Hello - I am going to add an app to my client's QBO. I am not sure that the appt will work for them but I am reasonably sure.
There is not a question regarding buying the app - they understand the it is subscription from a third party. The question is my time mapping the app and follow through. I believe that it is worth $250 for the service.
My question is - if it turns out that the app does not work as expected, would you refund the $250 fee - if not how would you handle the situation with the client?
Why would you charge a fee, before the work was completed to the clients expectations?
If it integrates and works, then charge your fee. I would think that fee would be negotiated before hand too.
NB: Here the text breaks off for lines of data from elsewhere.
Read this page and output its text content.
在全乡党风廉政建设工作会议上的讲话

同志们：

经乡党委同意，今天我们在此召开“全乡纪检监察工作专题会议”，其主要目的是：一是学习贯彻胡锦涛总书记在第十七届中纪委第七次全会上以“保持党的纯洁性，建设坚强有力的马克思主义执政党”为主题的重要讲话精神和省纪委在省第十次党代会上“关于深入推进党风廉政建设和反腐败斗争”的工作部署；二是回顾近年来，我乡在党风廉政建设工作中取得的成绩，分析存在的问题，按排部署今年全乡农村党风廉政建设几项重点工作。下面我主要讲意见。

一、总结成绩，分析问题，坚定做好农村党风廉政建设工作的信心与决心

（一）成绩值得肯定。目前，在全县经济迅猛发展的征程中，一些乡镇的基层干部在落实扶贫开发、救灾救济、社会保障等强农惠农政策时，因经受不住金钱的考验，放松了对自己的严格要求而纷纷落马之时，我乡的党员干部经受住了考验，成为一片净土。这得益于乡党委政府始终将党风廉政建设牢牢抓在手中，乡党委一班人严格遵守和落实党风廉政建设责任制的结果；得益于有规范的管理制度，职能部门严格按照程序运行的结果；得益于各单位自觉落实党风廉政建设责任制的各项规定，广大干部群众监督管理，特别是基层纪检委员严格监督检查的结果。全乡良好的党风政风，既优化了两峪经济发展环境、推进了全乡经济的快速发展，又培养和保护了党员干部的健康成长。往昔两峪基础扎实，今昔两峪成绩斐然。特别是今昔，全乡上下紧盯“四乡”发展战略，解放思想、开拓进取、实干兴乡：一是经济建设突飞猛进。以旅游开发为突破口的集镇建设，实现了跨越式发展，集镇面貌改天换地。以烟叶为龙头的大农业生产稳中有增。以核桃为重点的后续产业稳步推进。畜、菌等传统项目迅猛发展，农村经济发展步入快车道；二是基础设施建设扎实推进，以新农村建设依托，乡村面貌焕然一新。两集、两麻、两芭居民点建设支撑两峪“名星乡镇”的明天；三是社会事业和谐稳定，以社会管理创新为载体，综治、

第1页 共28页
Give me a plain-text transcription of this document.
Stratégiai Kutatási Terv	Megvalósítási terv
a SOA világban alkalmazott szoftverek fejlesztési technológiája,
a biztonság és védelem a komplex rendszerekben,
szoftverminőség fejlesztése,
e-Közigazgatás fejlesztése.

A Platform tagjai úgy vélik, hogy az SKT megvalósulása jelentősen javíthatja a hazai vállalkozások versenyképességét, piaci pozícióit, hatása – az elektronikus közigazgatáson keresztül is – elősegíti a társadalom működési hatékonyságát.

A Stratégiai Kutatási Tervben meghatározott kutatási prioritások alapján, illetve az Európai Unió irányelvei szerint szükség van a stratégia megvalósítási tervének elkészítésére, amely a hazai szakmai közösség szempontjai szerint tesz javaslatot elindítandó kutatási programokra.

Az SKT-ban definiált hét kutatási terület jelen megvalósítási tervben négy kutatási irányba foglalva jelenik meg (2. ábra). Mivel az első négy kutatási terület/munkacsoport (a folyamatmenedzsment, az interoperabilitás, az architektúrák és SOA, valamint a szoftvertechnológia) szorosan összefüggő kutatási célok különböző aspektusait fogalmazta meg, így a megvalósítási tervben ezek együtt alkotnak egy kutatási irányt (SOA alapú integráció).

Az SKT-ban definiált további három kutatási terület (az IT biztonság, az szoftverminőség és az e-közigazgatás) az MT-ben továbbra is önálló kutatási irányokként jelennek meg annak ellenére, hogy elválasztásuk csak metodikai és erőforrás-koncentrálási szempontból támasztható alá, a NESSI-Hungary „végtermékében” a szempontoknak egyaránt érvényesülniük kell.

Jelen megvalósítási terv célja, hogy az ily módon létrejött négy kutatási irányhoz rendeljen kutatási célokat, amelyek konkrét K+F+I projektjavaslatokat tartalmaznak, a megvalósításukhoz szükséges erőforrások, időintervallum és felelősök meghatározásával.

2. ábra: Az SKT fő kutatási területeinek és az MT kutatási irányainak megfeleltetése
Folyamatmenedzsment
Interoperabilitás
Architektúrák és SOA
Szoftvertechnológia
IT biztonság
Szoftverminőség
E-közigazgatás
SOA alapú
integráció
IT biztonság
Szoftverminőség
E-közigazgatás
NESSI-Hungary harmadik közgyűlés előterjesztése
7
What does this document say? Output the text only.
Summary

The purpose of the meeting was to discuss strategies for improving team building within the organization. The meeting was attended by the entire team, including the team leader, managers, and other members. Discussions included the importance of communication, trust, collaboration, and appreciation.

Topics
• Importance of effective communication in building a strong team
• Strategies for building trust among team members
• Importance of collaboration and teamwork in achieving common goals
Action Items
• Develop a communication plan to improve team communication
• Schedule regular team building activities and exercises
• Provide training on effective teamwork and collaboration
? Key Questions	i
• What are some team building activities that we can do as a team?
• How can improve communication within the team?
In general, we have a rule at Parkway that we never charge for the time that we spend learning something, unless it is truly unique to an individual client. This really becomes relevant when it comes to researching new applications, especially for long time clients. If we engage a brand-new client which is demanding an unfamiliar application, we would request a deposit toward workflow design. This should help you avoid most scenarios by allowing you the opportunity to evaluate the application ahead of time.
Here are a couple important tips to help you avoid some of costly mistakes:
"If you find a software that does 80% of what you expect it to do, then you found a great program. If it does more, then you probably built it yourself!"
Finally, as a value-based accounting firm, none of our clients ever receive a bill for a specific application, instead we add on a new service package that include both the cost of the application as well as our time expected to maintain the integration itself.
Hi @BJB55. By integrating an additional service, this may change your value pricing plan, or it may simply transfer the cost of the 3rd party app to your client. It really depends on how this app is going to change workflows. If it were me, this would be a discussion that would happen with the client prior to integration. Out of curiosity, did you recommend the app, or did they? With new apps seemingly being created daily promoting greater workflow efficiency it is important to remember learning how to use them is a cost of doing business. You may put in more hours in a given month learning how to use the app, but the whole purpose of these 3rd party integrations is to make your client's workflows more efficient and effective; thus saving you time in the long-run. If the apps are not doing this, they are not worth the cost of subscription. Additionally, I would never charge a customer up front for work that I was not 100% certain would add value to our relationship and improve their business.
It's a good question, one that applies to any sort of consultation (many others in the community would likely agree). If you are providing knowledge, insight, or helping a client in decision-making, you're inherently adding value. As such, you should get paid something.
You could draw up a contract that says something along the lines of "as long as the build meets x,y,z requirements, we will call the project a success" and you get paid the amount you requested. You could stipulate that if these requirements were not met satisfactorily, both parties can revisit the delivery terms or you agree to work a specified duration of time to fix any unforeseen issues (and give a clear limit).
Just be very clear and deliberate about deliverables, focus on the relationship you build with the client, and of course, deliver amazing and you should have no issues.
How did the conversation go with your client?